Interview de Me.Mahfoudh Ould Bettah : «On ne se prêtera pas à des pourparlers qui vont connaitre une mort certaine dès le début du processus»

cod-betahCridem : La majorité et l’opposition semblent s’acheminer vers un dialogue. Quelles sont les conditions qui doivent être réunies pour que les discussions puissent avoir lieu ? Les partis réunis sous la bannière du Forum national pour la démocratie et l’unité (FNDU) souscriraient-ils à une révision constitutionnelle qui supprimera la limitation d’âge des candidats aux présidentielles, maitre Mahfoud Ould Bettah, président de Convergence démocratique national (CDN) qui fait partie du FNDU a bien voulu répondre à nos questions.

Cridem : La presse parle d’un document qui a été remis par le pouvoir au Forum national pour la démocratie et l’unité (FNDU) pour la tenue d’un dialogue afin de sortir le pays de la crise. S’agit-il d’info ou d’intox?

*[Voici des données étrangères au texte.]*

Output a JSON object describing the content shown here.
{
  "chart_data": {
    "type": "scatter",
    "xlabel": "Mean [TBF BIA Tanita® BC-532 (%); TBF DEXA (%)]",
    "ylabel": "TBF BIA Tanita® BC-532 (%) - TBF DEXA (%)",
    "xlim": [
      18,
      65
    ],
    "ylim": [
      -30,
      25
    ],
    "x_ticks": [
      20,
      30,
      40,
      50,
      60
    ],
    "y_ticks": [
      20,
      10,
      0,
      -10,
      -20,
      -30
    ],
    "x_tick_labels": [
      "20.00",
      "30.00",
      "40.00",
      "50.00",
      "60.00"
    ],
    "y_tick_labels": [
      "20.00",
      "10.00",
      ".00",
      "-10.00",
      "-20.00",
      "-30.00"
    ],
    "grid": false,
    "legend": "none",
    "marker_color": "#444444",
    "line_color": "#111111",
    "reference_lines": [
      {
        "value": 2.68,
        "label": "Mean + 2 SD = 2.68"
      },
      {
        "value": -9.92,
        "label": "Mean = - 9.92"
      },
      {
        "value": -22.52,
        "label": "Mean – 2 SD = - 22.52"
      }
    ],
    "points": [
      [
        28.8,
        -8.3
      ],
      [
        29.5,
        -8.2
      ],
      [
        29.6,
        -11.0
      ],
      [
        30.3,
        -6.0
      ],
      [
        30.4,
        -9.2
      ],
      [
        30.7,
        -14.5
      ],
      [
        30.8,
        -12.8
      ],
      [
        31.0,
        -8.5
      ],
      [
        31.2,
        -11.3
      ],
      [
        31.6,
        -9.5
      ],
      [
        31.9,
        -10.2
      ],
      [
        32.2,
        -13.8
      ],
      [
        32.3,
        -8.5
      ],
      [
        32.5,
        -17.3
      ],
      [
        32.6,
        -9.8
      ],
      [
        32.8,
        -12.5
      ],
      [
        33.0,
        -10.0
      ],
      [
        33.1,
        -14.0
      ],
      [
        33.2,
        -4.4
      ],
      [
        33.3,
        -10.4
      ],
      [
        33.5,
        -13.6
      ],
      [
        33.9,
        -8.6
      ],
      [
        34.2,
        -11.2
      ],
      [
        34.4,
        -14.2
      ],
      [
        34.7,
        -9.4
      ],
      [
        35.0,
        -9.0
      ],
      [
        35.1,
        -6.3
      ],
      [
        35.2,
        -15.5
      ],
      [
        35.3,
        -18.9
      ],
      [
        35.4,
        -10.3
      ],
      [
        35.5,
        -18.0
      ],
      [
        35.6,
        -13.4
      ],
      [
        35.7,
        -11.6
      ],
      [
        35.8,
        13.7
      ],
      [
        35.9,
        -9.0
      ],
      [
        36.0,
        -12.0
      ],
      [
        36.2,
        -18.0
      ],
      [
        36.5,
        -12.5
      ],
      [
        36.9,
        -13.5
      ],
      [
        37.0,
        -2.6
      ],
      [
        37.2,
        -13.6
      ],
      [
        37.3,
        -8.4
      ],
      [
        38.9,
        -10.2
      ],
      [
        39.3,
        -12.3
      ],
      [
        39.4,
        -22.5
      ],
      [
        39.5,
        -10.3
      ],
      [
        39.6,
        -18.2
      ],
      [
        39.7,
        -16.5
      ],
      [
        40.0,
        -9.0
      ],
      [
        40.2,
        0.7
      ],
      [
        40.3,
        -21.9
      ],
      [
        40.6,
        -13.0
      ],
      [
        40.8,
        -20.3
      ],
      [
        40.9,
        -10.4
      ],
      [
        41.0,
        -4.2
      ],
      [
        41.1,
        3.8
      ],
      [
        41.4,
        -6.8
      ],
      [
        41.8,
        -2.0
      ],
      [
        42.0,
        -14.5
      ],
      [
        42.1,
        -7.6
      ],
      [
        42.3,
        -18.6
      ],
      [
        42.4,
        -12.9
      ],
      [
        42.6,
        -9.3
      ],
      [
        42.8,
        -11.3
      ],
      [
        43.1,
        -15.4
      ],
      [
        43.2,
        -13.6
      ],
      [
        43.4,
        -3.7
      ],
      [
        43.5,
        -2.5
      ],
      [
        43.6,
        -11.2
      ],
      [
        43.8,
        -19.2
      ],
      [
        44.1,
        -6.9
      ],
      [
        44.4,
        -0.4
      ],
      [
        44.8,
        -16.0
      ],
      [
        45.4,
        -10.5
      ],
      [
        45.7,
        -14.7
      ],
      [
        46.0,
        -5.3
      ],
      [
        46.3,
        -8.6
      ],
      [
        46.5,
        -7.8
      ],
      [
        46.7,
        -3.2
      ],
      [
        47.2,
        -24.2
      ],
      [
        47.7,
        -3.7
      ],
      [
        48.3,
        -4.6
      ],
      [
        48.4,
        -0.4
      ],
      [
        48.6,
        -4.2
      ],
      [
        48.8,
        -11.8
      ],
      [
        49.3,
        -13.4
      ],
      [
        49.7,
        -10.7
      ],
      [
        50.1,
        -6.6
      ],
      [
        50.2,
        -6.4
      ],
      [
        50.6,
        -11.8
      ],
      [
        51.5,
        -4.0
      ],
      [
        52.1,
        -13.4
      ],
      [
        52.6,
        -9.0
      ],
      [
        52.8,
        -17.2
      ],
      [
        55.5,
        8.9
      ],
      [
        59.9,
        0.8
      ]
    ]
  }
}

Mahfoudh Ould Bettah (MOB) : Effectivement un tel document existe. Il a été remis au secrétaire exécutif du Forum monsieur Mohamed Vall Ould Bellal. Ce document comporte un certain nombre de points sur lesquels le pouvoir voudrait voir le dialogue s’instaurer avec le FNDU. Ces points recoupent en partie les questions que le Forum a soulevé à l’occasion des tentatives de dialogue passées. Le Forum a décidé d’apporter une réponse écrite. Nous sommes pour le principe du dialogue comme nous l’avons toujours été.

Mais je voudrais à cette occasion signaler que le Forum n’entend pas s’engager dans des discussions dont la finalité n’est pas de sortir la Mauritanie de sa crise politique et de faire avancer le pays vers une démocratie réelle. On ne se prêtera pas à des pourparlers qui vont connaitre une mort certaine dès le début du processus et qui n’auront aucune incidence positive ni sur la vie politique du pays ni sur la manière avec laquelle les affaires publiques sont conduites.

Le pouvoir doit-être sincère dans sa volonté de dialoguer et donner des gages de son sérieux afin de dissiper les appréhensions nées des expériences précédentes de dialogue qui se sont limitées à de la poudre aux yeux jetée à la veille de chaque élection que le pouvoir a décidée à l’avance d’organiser unilatéralement. Il existe une profonde crise de confiance entre le pouvoir et l’opposition qu’il va falloir surmonter pour que le dialogue ait un sens.

Cridem : Quelles sont les conditions qui doivent être réunies pour l’amorce d’un dialogue sérieux ?

MOB : Le dialogue a besoin pour réussir d’un climat politique serein, celui-ci requiert à la fois des paroles et des actes. En ce qui concerne les paroles, le pouvoir devra entre autres avoir un discours nouveau qui tranche avec celui qu’il a tenu jusqu’ici et qui a consisté à nier l’existence d’une quelconque crise politique, à vilipender ses opposants et parfois à les qualifier de criminels comme ce fut le cas dans la campagne de la fausse élection présidentielle passée.

Concernant les actes, le pouvoir doit cesser de se comporter en pouvoir despotique. Il doit dans ce cadre accepter de se soumettre lui-même au droit en respectant la séparation des pouvoirs qui garantit l’indépendance de la justice au lieu de continuer à l’instrumentaliser contre ses opposants ; reconnaitre à tout citoyen mauritanien quelque soit ces opinions politiques le droit de servir l’Etat dont l’accès aujourd’hui est le monopole exclusif de sa clientèle politique ; mettre un terme à la gestion patrimoniale de l’Etat ; permettre à tous les acteurs économiques de profiter sans exclusive des marchés de biens et services dont le besoin est exprimé par les administrations ; faire cesser son monopole sur les médias publics en violation des lois et règlements en vigueur, etc…

Cridem : Souscririez-vous à une reforme constitutionnelle pour supprimer la limitation d’âge des candidats à la présidentielle qui est un point sur lequel le pouvoir veut discuter dans le cadre d’un dialogue ?

MOB : Sur cette question je pense qu’il y a un consensus au sein du pôle politique et du Forum et certains leaders se sont déjà prononcés en précisant qu’ils s’y opposent par principe. Je partage leur avis, malgré que je pense qu’il n’y a pas d’âge pour servir avantageusement l’Etat (voire le cas tunisien dont le président a été élu à l’âge de 89 ans).

Notre souci à tous est de mettre un terme aux tripatouillages par le pouvoir en place de la Constitution. Celle-ci n’a que trop souffert du mépris et de la désinvolture avec laquelle le pouvoir l’a plusieurs fois modifiée et violée dans son esprit et dans sa lettre.